O Mossoroense –  Dizem que a sua memória é prodigiosa. Então, vamos ao teste: qual o filme exibido na inauguração do Cine Pax?

Ernani – “Formosa Bandida”. Nós morávamos em Manaus e chegou a notícia de que havia sido inaugurado outro cinema em Mossoró, que ainda era do tempo do Cine Almeida Castro.

O Mossoroense – Como as notícias de Mossoró chegavam a Manaus naquela época?

Ernani – Longas cartas que demoravam muito tempo para chegar e telegramas inseguros, quando era o caso, porque naquela época, 42, 43, 44, morar em Manaus era morar no fim do mundo, era uma aventura cívica. Não havia praticamente comunicação. Telefone nem pensar. Navios lentos, que seguiam pelo rio Amazonas, aviação incipiente.

O Mossoroense – Como foi participar, na condição de locutor, da campanha de Dix-sept Rosado?

Ernani – Essa é uma página que relembro com extrema saudade, porque rádio é uma coisa que injeta, fica no sangue, nunca sai. Tenho muita saudade do meu tempo de rádio e, inclusive, um dia desses pensei em ir ao campo de futebol. Transmitir, eu acho que não saberia mais não, mas fazer o comentário do jogo, lá no campo, para reviver aqueles tempos, eu tenho vontade.

O Mossoroense – Você chegou a ser locutor profissional de rádio?
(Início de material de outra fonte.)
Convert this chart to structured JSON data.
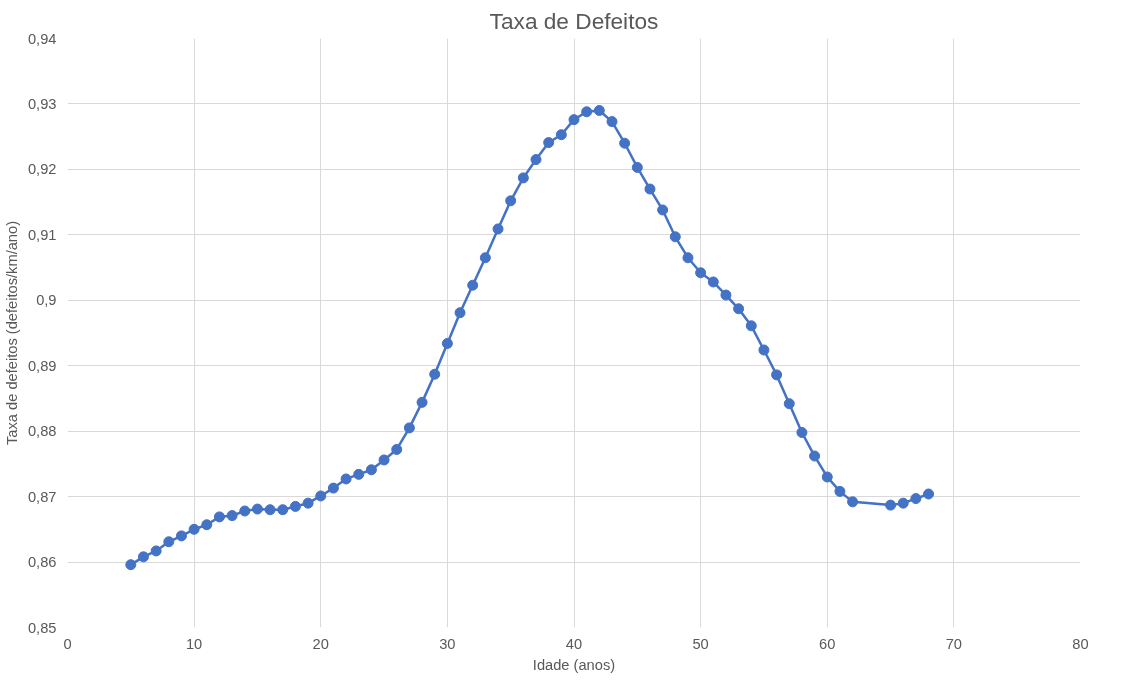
{
  "chart_data": {
    "type": "line",
    "title": "Taxa de Defeitos",
    "xlabel": "Idade (anos)",
    "ylabel": "Taxa de defeitos (defeitos/km/ano)",
    "xlim": [
      0,
      80
    ],
    "xticks": [
      0,
      10,
      20,
      30,
      40,
      50,
      60,
      70,
      80
    ],
    "ylim": [
      0.85,
      0.94
    ],
    "yticks": [
      {
        "value": 0.85,
        "label": "0,85"
      },
      {
        "value": 0.86,
        "label": "0,86"
      },
      {
        "value": 0.87,
        "label": "0,87"
      },
      {
        "value": 0.88,
        "label": "0,88"
      },
      {
        "value": 0.89,
        "label": "0,89"
      },
      {
        "value": 0.9,
        "label": "0,9"
      },
      {
        "value": 0.91,
        "label": "0,91"
      },
      {
        "value": 0.92,
        "label": "0,92"
      },
      {
        "value": 0.93,
        "label": "0,93"
      },
      {
        "value": 0.94,
        "label": "0,94"
      }
    ],
    "grid": true,
    "marker": "circle",
    "line_style": "solid",
    "series": [
      {
        "color": "#4472c4",
        "x": [
          5,
          6,
          7,
          8,
          9,
          10,
          11,
          12,
          13,
          14,
          15,
          16,
          17,
          18,
          19,
          20,
          21,
          22,
          23,
          24,
          25,
          26,
          27,
          28,
          29,
          30,
          31,
          32,
          33,
          34,
          35,
          36,
          37,
          38,
          39,
          40,
          41,
          42,
          43,
          44,
          45,
          46,
          47,
          48,
          49,
          50,
          51,
          52,
          53,
          54,
          55,
          56,
          57,
          58,
          59,
          60,
          61,
          62,
          65,
          66,
          67,
          68
        ],
        "values": [
          0.8596,
          0.8608,
          0.8617,
          0.8631,
          0.864,
          0.865,
          0.8657,
          0.8669,
          0.8671,
          0.8678,
          0.8681,
          0.868,
          0.868,
          0.8685,
          0.869,
          0.8701,
          0.8713,
          0.8727,
          0.8734,
          0.8741,
          0.8756,
          0.8772,
          0.8805,
          0.8844,
          0.8887,
          0.8934,
          0.8981,
          0.9023,
          0.9065,
          0.9109,
          0.9152,
          0.9187,
          0.9215,
          0.9241,
          0.9253,
          0.9276,
          0.9288,
          0.929,
          0.9273,
          0.924,
          0.9203,
          0.917,
          0.9138,
          0.9097,
          0.9065,
          0.9042,
          0.9028,
          0.9008,
          0.8987,
          0.8961,
          0.8924,
          0.8886,
          0.8842,
          0.8798,
          0.8762,
          0.873,
          0.8708,
          0.8692,
          0.8687,
          0.869,
          0.8697,
          0.8704
        ]
      }
    ]
  }
}
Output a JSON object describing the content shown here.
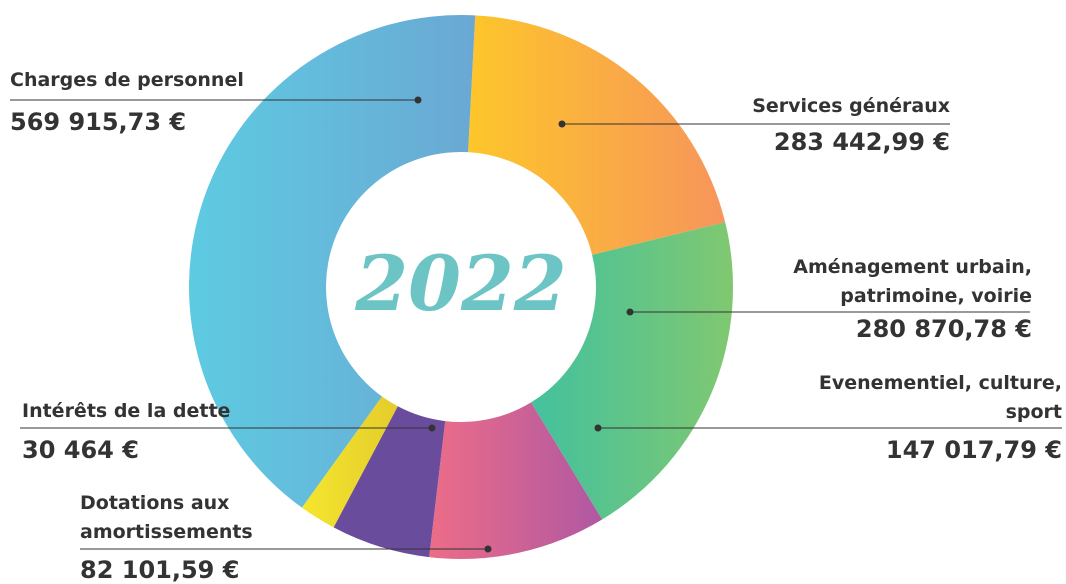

Ernani – Muito tempo. E bom!

O Mossoroense – Qual emissora?

Ernani – Rádio Iracema, de Fortaleza. Essa história é engraçada. Durante muito tempo eu fui filho único e possuía uma coleção de botões, mas não tinha com quem jogar, aí eu botava os dois times para jogar e jogava só. E como toda vida gostei de ouvir futebol, acompanhei meu pai com o Flamengo dele, de 1943. Eu transmitia os jogos de futebol de botão. Era aquela gritaria em casa. Aí o meu padrinho sugeriu: “Messias, cuidado, se não Ernani vai acabar ficando doido”…

O Mossoroense – Quer dizer que você é da “terceira” divisão?

Ernani – Não! Não! Eu ainda não entreguei os pontos… Pois bem, papai tinha um amigo na rádio, o nome dele era Peixoto de Alencar. Papai contando essa história para ele, Peixoto disse “Mande ele falar comigo lá na rádio, pode ser que ele tenha jeito”. E eu fui, e teve jeito. Comecei a trabalhar na Rádio Iracema, dando as notícias do Sul do País. Depois me mandaram fazer uns escritos, eu fiz. Depois comecei a me insinuar e, um dia, deixaram eu transmitir um pedaço de jogo. Eu me tornei um bom locutor. Eu era renomado no Ceará.

O Mossoroense – E onde entra a campanha de Dix-sept?

Ernani – Muito fácil. Na campanha de Dix-sept houve um mutirão da família Rosado para ajudar. Naquele tempo, não havia tanta facilidade quanto há hoje. Eu vou lhe dar alguns exemplos que marcaram a época de Dix-sept. Seguramente foi a primeira campanha com músicas de campanha, que tio Duó (Duodécimo Rosado) conseguia no Rio de Janeiro, através de amigos.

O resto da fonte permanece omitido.